What about incomplete or unreadable inputs
The common objection is that real claims arrive incomplete. A missing signature, an absent loss date, or an unreadable attachment would still stall automation. The agent handles this at intake, not days later. When a required item is missing, it asks the claimant for exactly that item straight away. It names the specific field or document rather than returning a generic rejection. The claim only progresses once the input is complete and readable. That closes the gap that usually surfaces when a handler opens a dossier mid-process and finds it unworkable. Incomplete inputs stop being a downstream surprise and become a resolved step at the front of the queue. Human oversight still governs the final decision, so an edge case routes to a person with the missing context already gathered.
What changes for your team, and the evidence
Your handlers stop clearing format-break exceptions and stop re-keying data. They review decisions and manage the cases that need judgment. The measurable result comes from an embedded insurance case study, where claim processing time fell from days to under an hour. Note that this is end-to-end processing time, not a per-keystroke speed. That same embedded client reached 10x claims capacity without a headcount increase, with decision accuracy at 90% in that case study. PwC's AI Agent Survey found that 79% of respondents say AI agents are already being adopted in their companies, with 66% of adopters reporting measurable value or productivity gains. For a regulated operation, the gain is capacity and consistency without adding people, and with an audit trail on every decision.
Key takeaway
RPA breaks on every format change because it maps to fixed positions. Agentic AI reads a claims document for meaning, so a new layout is just another document, not an exception.
Frequently asked questions
Why do RPA bots fail when a claims document changes format?
RPA follows fixed rules tied to field positions on a specific template. When the same claim arrives in a new layout, the bot cannot locate the data and stops. The claim then drops into an exception queue for a person to clear by hand.
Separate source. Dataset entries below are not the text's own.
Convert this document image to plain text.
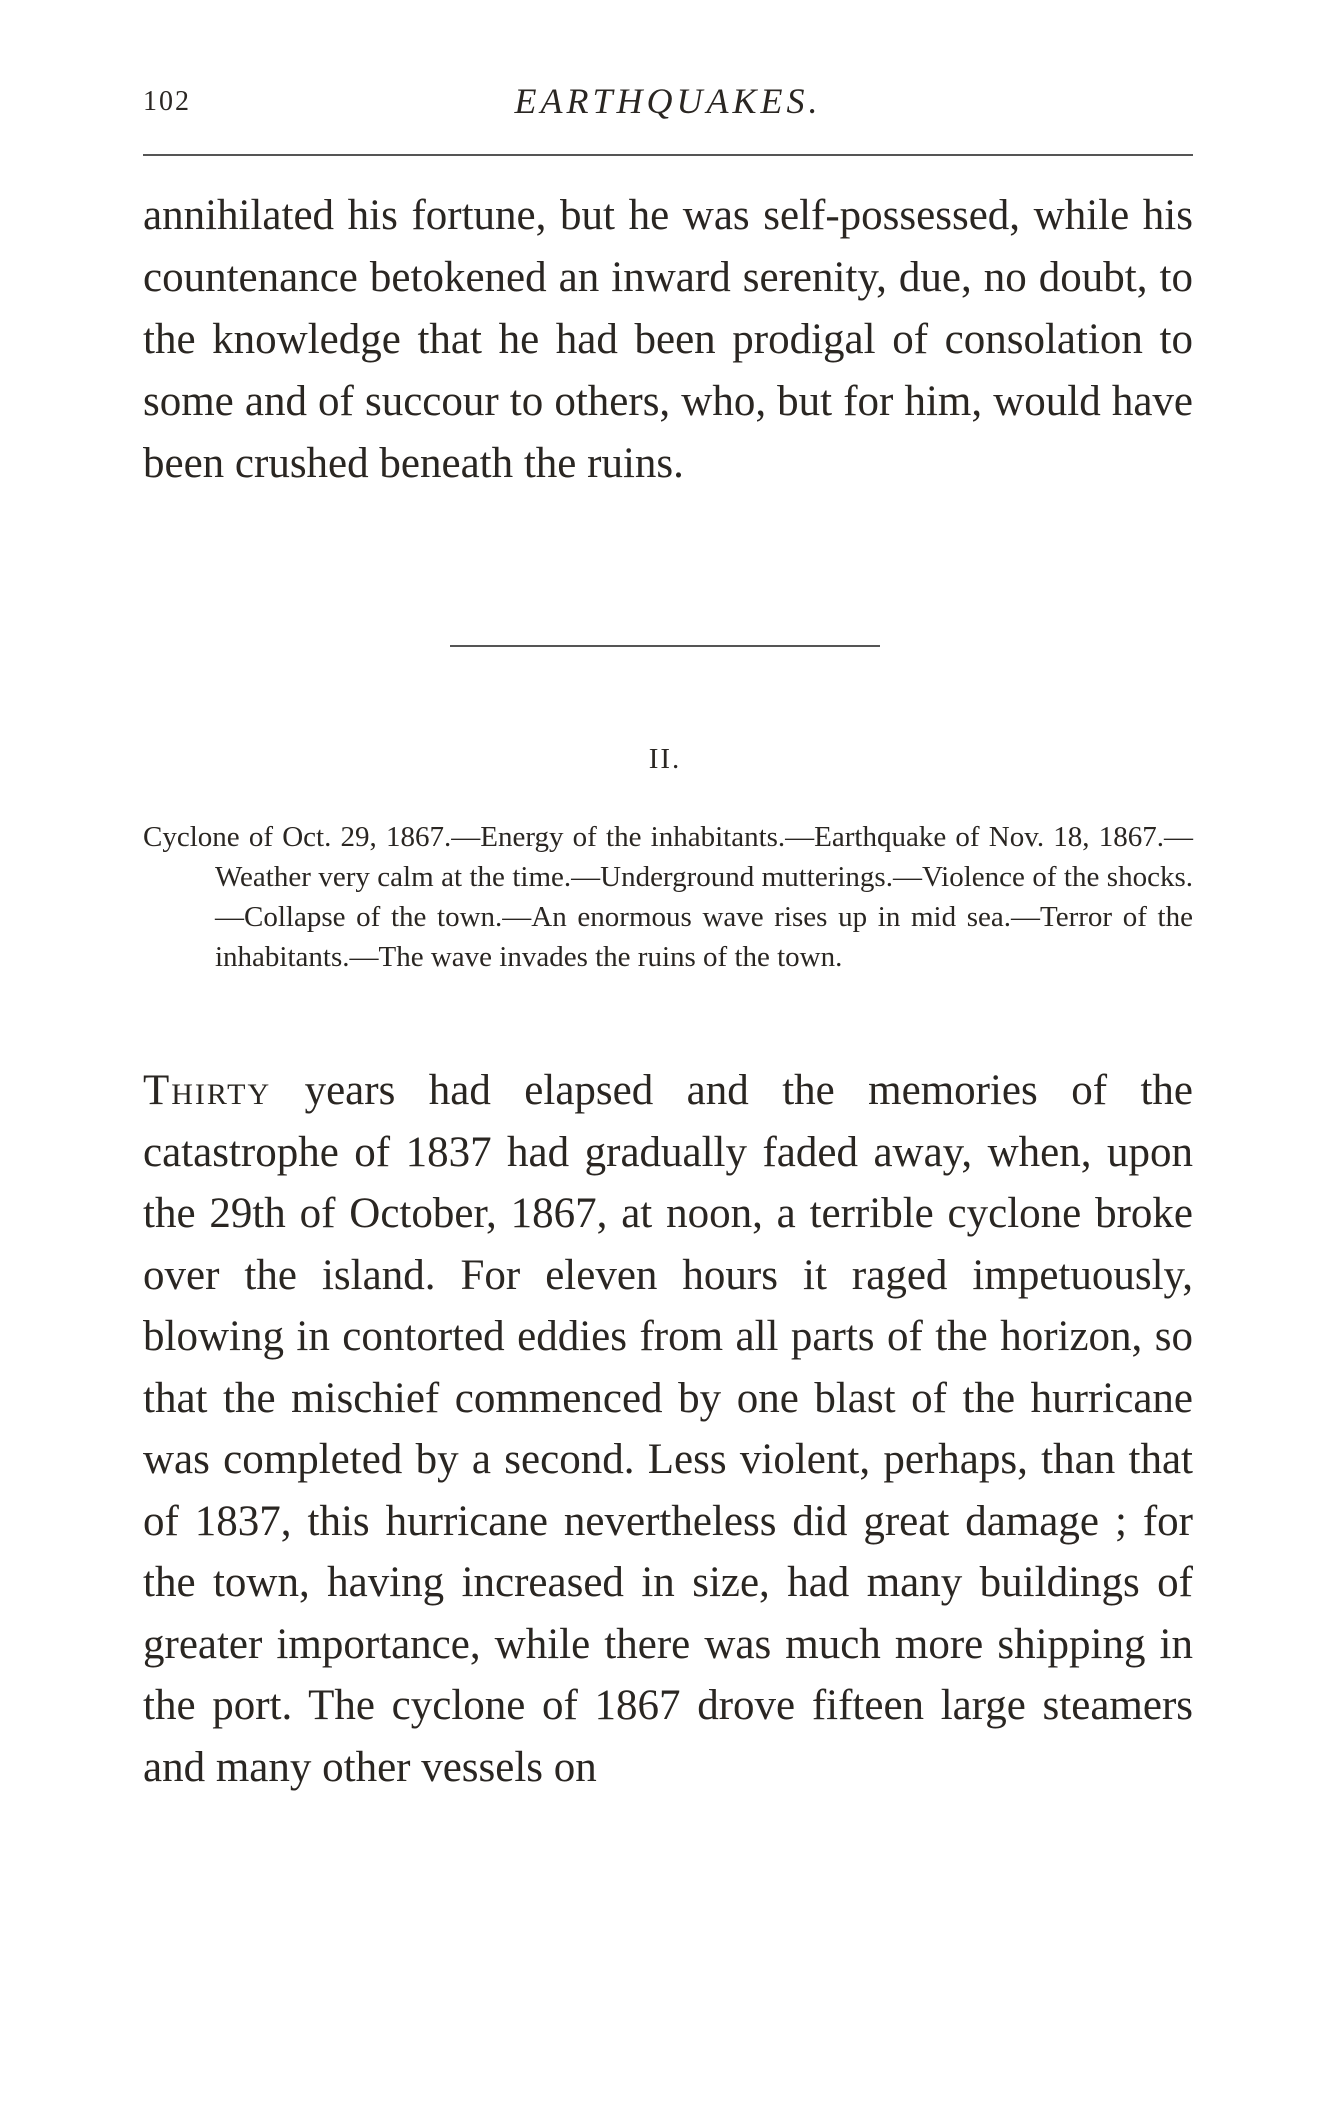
102	EARTHQUAKES.

annihilated his fortune, but he was self-possessed, while his countenance betokened an inward serenity, due, no doubt, to the knowledge that he had been prodigal of consolation to some and of succour to others, who, but for him, would have been crushed beneath the ruins.

II.

Cyclone of Oct. 29, 1867.—Energy of the inhabitants.—Earthquake of Nov. 18, 1867.—Weather very calm at the time.—Underground mutterings.—Violence of the shocks.—Collapse of the town.—An enormous wave rises up in mid sea.—Terror of the inhabitants.—The wave invades the ruins of the town.

Thirty years had elapsed and the memories of the catastrophe of 1837 had gradually faded away, when, upon the 29th of October, 1867, at noon, a terrible cyclone broke over the island. For eleven hours it raged impetuously, blowing in contorted eddies from all parts of the horizon, so that the mischief commenced by one blast of the hurricane was completed by a second. Less violent, perhaps, than that of 1837, this hurricane nevertheless did great damage ; for the town, having increased in size, had many buildings of greater importance, while there was much more shipping in the port. The cyclone of 1867 drove fifteen large steamers and many other vessels on
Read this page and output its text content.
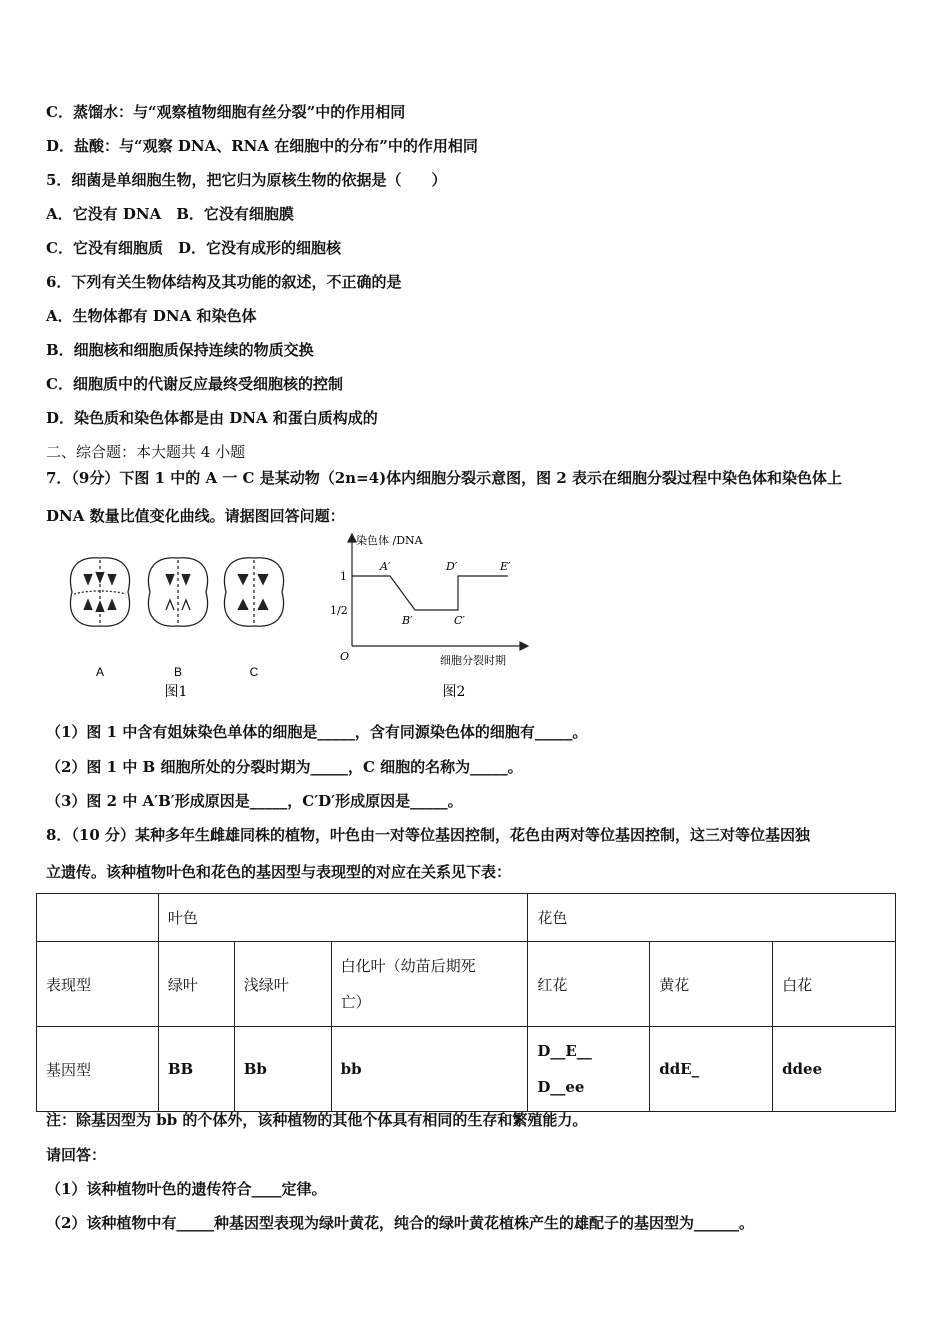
C．蒸馏水：与“观察植物细胞有丝分裂”中的作用相同
D．盐酸：与“观察 DNA、RNA 在细胞中的分布”中的作用相同
5．细菌是单细胞生物，把它归为原核生物的依据是（　　）
A．它没有 DNA　B．它没有细胞膜
C．它没有细胞质　D．它没有成形的细胞核
6．下列有关生物体结构及其功能的叙述，不正确的是
A．生物体都有 DNA 和染色体
B．细胞核和细胞质保持连续的物质交换
C．细胞质中的代谢反应最终受细胞核的控制
D．染色质和染色体都是由 DNA 和蛋白质构成的
二、综合题：本大题共 4 小题
7．（9分）下图 1 中的 A 一 C 是某动物（2n=4)体内细胞分裂示意图，图 2 表示在细胞分裂过程中染色体和染色体上
DNA 数量比值变化曲线。请据图回答问题：
A	B	C
图1
染色体 /DNA
细胞分裂时期
O
1
1/2
A′
B′	C′
D′	E′
图2
（1）图 1 中含有姐妹染色单体的细胞是_____，含有同源染色体的细胞有_____。
（2）图 1 中 B 细胞所处的分裂时期为_____，C 细胞的名称为_____。
（3）图 2 中 A′B′形成原因是_____，C′D′形成原因是_____。
8．（10 分）某种多年生雌雄同株的植物，叶色由一对等位基因控制，花色由两对等位基因控制，这三对等位基因独
立遗传。该种植物叶色和花色的基因型与表现型的对应在关系见下表：
	叶色			花色		
表现型	绿叶	浅绿叶	白化叶（幼苗后期死
亡）	红花	黄花	白花
基因型	BB	Bb	bb	D__E__
D__ee	ddE_	ddee
注：除基因型为 bb 的个体外，该种植物的其他个体具有相同的生存和繁殖能力。
请回答：
（1）该种植物叶色的遗传符合____定律。
（2）该种植物中有_____种基因型表现为绿叶黄花，纯合的绿叶黄花植株产生的雄配子的基因型为______。
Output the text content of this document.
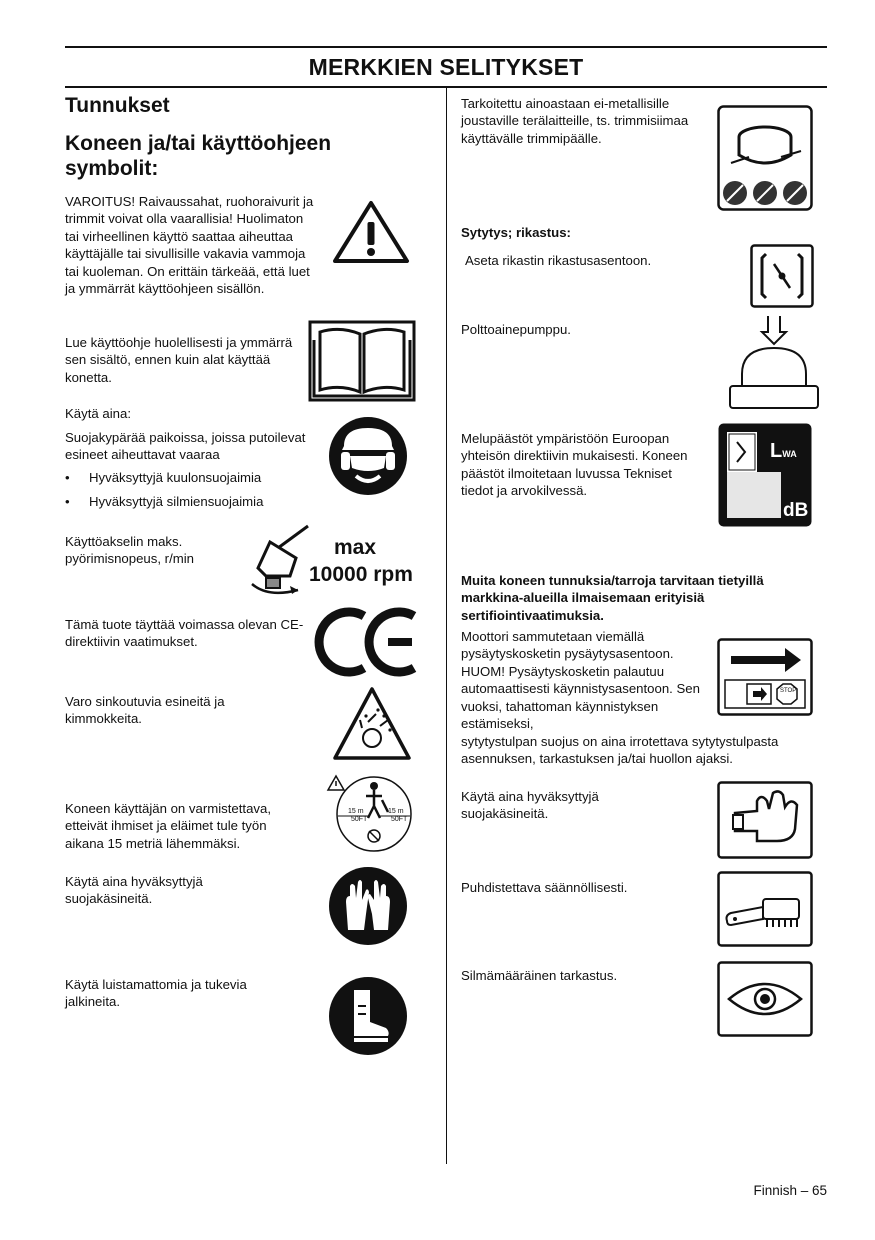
MERKKIEN SELITYKSET
Tunnukset
Koneen ja/tai käyttöohjeen symbolit:
VAROITUS! Raivaussahat, ruohoraivurit ja trimmit voivat olla vaarallisia! Huolimaton tai virheellinen käyttö saattaa aiheuttaa käyttäjälle tai sivullisille vakavia vammoja tai kuoleman. On erittäin tärkeää, että luet ja ymmärrät käyttöohjeen sisällön.
Lue käyttöohje huolellisesti ja ymmärrä sen sisältö, ennen kuin alat käyttää konetta.
Käytä aina:
Suojakypärää paikoissa, joissa putoilevat esineet aiheuttavat vaaraa
• Hyväksyttyjä kuulonsuojaimia
• Hyväksyttyjä silmiensuojaimia
Käyttöakselin maks. pyörimisnopeus, r/min	max
10000 rpm
Tämä tuote täyttää voimassa olevan CE-direktiivin vaatimukset.
Varo sinkoutuvia esineitä ja kimmokkeita.
Koneen käyttäjän on varmistettava, etteivät ihmiset ja eläimet tule työn aikana 15 metriä lähemmäksi.
15 m
50FT
15 m
50FT
Käytä aina hyväksyttyjä suojakäsineitä.
Käytä luistamattomia ja tukevia jalkineita.
Tarkoitettu ainoastaan ei-metallisille joustaville terälaitteille, ts. trimmisiimaa käyttävälle trimmipäälle.
Sytytys; rikastus:
Aseta rikastin rikastusasentoon.
Polttoainepumppu.
Melupäästöt ympäristöön Euroopan yhteisön direktiivin mukaisesti. Koneen päästöt ilmoitetaan luvussa Tekniset tiedot ja arvokilvessä.
LWA
dB
Muita koneen tunnuksia/tarroja tarvitaan tietyillä markkina-alueilla ilmaisemaan erityisiä sertifiointivaatimuksia.
Moottori sammutetaan viemällä pysäytyskosketin pysäytysasentoon. HUOM! Pysäytyskosketin palautuu automaattisesti käynnistysasentoon. Sen vuoksi, tahattoman käynnistyksen estämiseksi,
sytytystulpan suojus on aina irrotettava sytytystulpasta asennuksen, tarkastuksen ja/tai huollon ajaksi.
STOP
Käytä aina hyväksyttyjä suojakäsineitä.
Puhdistettava säännöllisesti.
Silmämääräinen tarkastus.
Finnish – 65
How does agentic AI keep working when the layout changes?
It reads the document for meaning rather than coordinates, so it finds the policy number and loss date wherever they appear. A new template does not break it. Every decision is logged with the source and reasoning to maintain an audit trail.
What results has this delivered in practice?
In an embedded insurance case study, the client reached 10x claims capacity without a headcount increase. That was achieved at 90% decision accuracy in the same case study, with human oversight governing the final decision.